Villa Rosa
Si trova lungo un percorso ad alta vocazione turistica che si chiude con Villa “San Michele”, la casa-museo, edificata tra la fine dell’Ottocento e i primi del Novecento dal medico svedese Axel Munthe, che contribuì, anche con i suoi scritti, a creare il “mito” di questa parte del territorio anacaprese.
La storia e la rinascita
La strada ha anche una valenza storica in quanto, essendo la naturale prosecuzione della cosiddetta Scala Fenicia, l’originario collegamento, risalente all’epoca greca, con la Marina Grande di Capri, conserva ancora l’antica porta medievale, chiamata della ‘Differencia’, che divideva Anacapri da Capri.
È cosi denominata in onore della seconda moglie del suo edificatore e fu una delle prime residenze signorili ottocentesche del paese. Il ricco medico inglese Henry Thompson Green (1809-1887), che acquistò il nucleo originario del plesso e lo ampliò per abitarvi con la famiglia, è da considerarsi, infatti, il primo residente straniero di Anacapri, essendovi stabilitosi nel 1854 con la prima moglie May Ann Bennet. Il loro figlio Alfred fu un bravo fotografo e apri, in via Camerelle, a Capri, (“Anglo-Saxon Company”, un emporio per i turisti stranieri nel quale vendeva ogni tipo di mercanzia, sviluppava fotografie, svolgeva attività immobiliare e gestiva una biblioteca itinerante. Rimasto vedovo, il dottor Green sposò la diciannovenne anacaprese Rosa D’Angiola, dalla quale ebbe tre figli.
Alla fine dell’Ottocento, donna Rosina fittò la villa che venne adibita a struttura ricettiva col nome di “Albergo Barbarossa”. Acquistata da Axel Munthe e, perciò, rientrata poi tra i beni della Fondazione “San Michele”, negli anni Sessanta venne presa in fitto quale sede dell’Istituto Professionale di Stato per il Commercio “Francesco Caracciolo”, sezione distaccata di quello di Napoli.

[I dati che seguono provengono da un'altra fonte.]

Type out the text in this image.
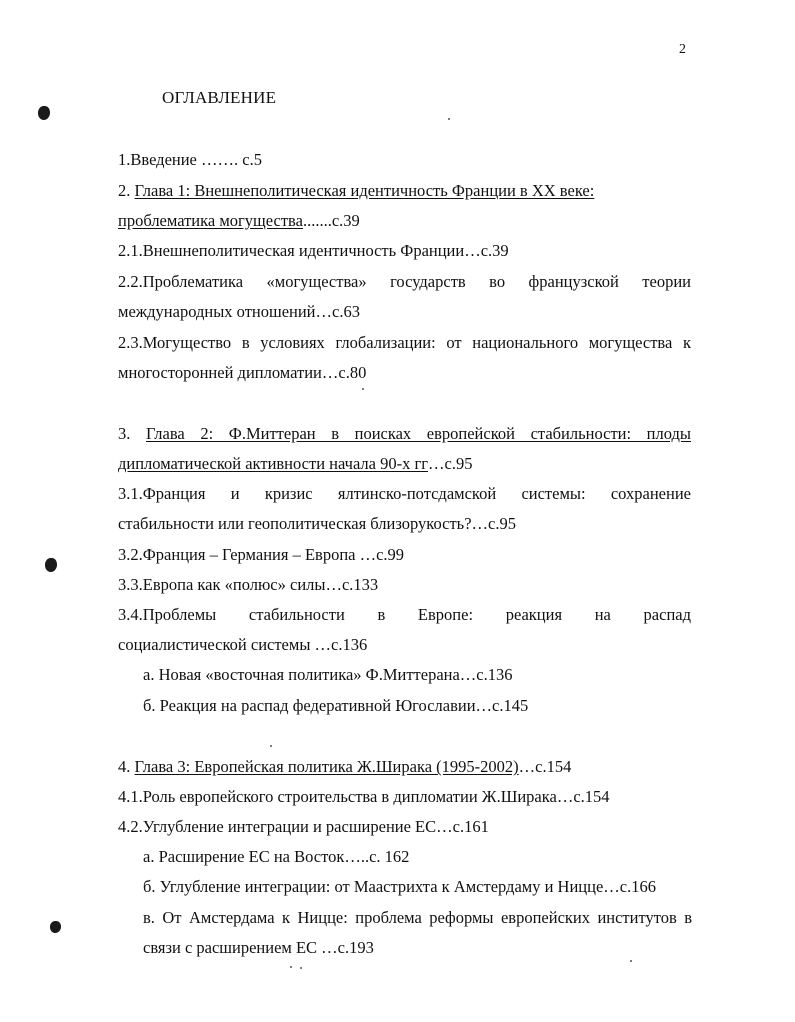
2
ОГЛАВЛЕНИЕ
1.Введение ……. с.5
2. Глава 1: Внешнеполитическая идентичность Франции в XX веке:
проблематика могущества.......с.39
2.1.Внешнеполитическая идентичность Франции…с.39
2.2.Проблематика «могущества» государств во французской теории
международных отношений…с.63
2.3.Могущество в условиях глобализации: от национального могущества к
многосторонней дипломатии…с.80
3. Глава 2: Ф.Миттеран в поисках европейской стабильности: плоды
дипломатической активности начала 90-х гг…с.95
3.1.Франция и кризис ялтинско-потсдамской системы: сохранение
стабильности или геополитическая близорукость?…с.95
3.2.Франция – Германия – Европа …с.99
3.3.Европа как «полюс» силы…с.133
3.4.Проблемы стабильности в Европе: реакция на распад
социалистической системы …с.136
а. Новая «восточная политика» Ф.Миттерана…с.136
б. Реакция на распад федеративной Югославии…с.145
4. Глава 3: Европейская политика Ж.Ширака (1995-2002)…с.154
4.1.Роль европейского строительства в дипломатии Ж.Ширака…с.154
4.2.Углубление интеграции и расширение ЕС…с.161
а. Расширение ЕС на Восток…..с. 162
б. Углубление интеграции: от Маастрихта к Амстердаму и Ницце…с.166
в. От Амстердама к Ницце: проблема реформы европейских институтов в
связи с расширением ЕС …с.193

Nel 1979 la fondazione la donò al Comune di Anacapri. Tra il 1982 e il 1984, la villa fu sede di “Anacapri: Questioni delle arti. Incontri internazionali”, un’iniziativa dell’Amministrazione comunale che presentava, nel comitato scientifico, i nomi prestigiosi di Giulio Carlo Argan, Achille Bonito Oliva, Gillo Dorfles, Filiberto Menna, Lea Vergine e Francesco Vincitorio, Li si tenevano seminari e stages estivi di pittura, scultura e ceramica a cura di docenti-artisti di fama internazionale: Enrico Baj, Arnaldo Pomodoro, Joe Tilson, Andrea Cascella, Toti Scialoja, Dusan Dzamonja, Betty Woodmane Nino Caruso.
Nel 1983 la villa ospito la mostra Capri 1905/1940.
Rinascita
Tra il 2018 e il 2023
la Villa è stata oggetto di un imponente intervento di riqualificazione e valorizzazione culturale fortemente voluto dall’amministrazione comunale di Anacapri che ha investito a tal fine un importo di circa 3 milioni di euro, donando al territorio e alla cittadinanza un vero hub culturale e di inclusione sociale, Una parte della Villa è adibita a museo con l’allestimento permanente delle opere di Raffaele Castello della collezione comunale e mostre temporanee dedicate prevalentemente ad artisti e fotografi che nel corso dei secoli hanno soggiornato sull’isola di Capri o che hanno fatto dell’isola la loro musa ispiratrice.
Il Comune di Anacapri ha stipulato una convenzione con la Rete di Economia Civile “Sale della Terra” per la gestione di Villa Rosa della durata di 6 anni, occupandosi di avviare in maniera olistica i diversi spazi di Villa Rosa in una visione rinnovata della sua vocazione storica di sito culturale ed accogliente. Il progetto prevede la creazione di un piano di sviluppo integrato per la presa in carico diffusa delle fragilità territoriali con la messa a sistema degli strumenti e delle misure volte alla promozione del welfare di prossimità, attraverso una serie di azioni, per attuare una vera e propria strategia di presa in carico territoriale ad esclusione zero, e generativa di nuove economie civili e sociali.